The Canary Islands have the second highest incidence rate for Covid in Spain
The pandemic has entrenched itself in the Canary Islands and refuses to go away even though most people want to believe that it is completely over, as people are still getting ill and are still dying. In fact, 29% of all coronavirus infections registered in people over 60 years of age in the Canary Islands have occurred in the last two and a half months.
Since April, the infection rate among those over 60, the only age group for which data is available, has ranged between 300 and 450 cases per 100,000 inhabitants over 7 days, and yesterday (Friday) the latest data showed that the seven-day incidence rate in the islands has grown by 50 points in 72 hours, and now stands at 443.9 approaching the highest level recorded during this 'flu' phase of the epidemic.
This sharp rise in the spread of the virus, places the Canary Islands as the region with the second-highest 7-day incidence rate in the whole of Spain, only behind Madrid which has a rate of 486.2 cases per 100,000 inhabitants.
The increase in the transmission of the virus on the islands was also seen in the number of new cases diagnosed in the last three days, which amounted to 1,362 new infections in people over 60 years of age.

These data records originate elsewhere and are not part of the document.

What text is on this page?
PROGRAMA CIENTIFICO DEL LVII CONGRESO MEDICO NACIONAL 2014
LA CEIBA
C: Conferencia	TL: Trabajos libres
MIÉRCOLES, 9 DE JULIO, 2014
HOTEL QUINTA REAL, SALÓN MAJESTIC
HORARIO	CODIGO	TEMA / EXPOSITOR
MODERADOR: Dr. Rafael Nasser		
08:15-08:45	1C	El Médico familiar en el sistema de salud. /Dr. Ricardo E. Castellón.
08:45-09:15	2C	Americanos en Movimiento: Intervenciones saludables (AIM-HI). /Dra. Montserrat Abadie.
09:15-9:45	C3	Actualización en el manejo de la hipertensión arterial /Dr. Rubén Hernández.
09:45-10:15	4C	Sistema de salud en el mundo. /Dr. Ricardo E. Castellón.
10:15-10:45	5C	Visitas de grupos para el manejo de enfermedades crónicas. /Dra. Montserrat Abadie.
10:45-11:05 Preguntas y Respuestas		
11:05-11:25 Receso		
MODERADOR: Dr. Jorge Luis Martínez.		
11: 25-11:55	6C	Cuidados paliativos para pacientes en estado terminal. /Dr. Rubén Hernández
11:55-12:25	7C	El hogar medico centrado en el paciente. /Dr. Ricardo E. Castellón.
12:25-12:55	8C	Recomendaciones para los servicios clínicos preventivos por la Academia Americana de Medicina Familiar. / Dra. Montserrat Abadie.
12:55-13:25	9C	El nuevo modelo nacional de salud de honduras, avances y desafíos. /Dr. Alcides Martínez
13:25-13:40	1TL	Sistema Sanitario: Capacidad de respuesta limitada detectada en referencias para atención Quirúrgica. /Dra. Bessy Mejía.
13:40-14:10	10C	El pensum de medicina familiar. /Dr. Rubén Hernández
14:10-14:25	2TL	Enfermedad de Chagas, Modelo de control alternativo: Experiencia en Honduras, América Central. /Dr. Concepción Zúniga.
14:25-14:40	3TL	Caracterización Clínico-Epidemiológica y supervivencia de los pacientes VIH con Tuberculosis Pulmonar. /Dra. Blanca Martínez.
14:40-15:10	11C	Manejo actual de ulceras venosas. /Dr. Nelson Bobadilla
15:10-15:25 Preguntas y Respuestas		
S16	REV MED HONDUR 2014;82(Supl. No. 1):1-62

After the 1,682 new cases detected in four days on April 19th, yesterday's was the second-highest number of infections reported by the Ministry of Health in almost two months, when the Covid control strategy was modified and cases were no longer counted in people under 60 years old.
Since April 1st, over 20,000 people aged 60 or over have contracted the virus on the islands, according to data provided by the Ministry of Health, which puts the total at 68,915 people in this age range who have tested positive since the start of the pandemic, and currently, there are 230 people admitted to hospital with Covid, of which 12 are in ICU and 218 on wards.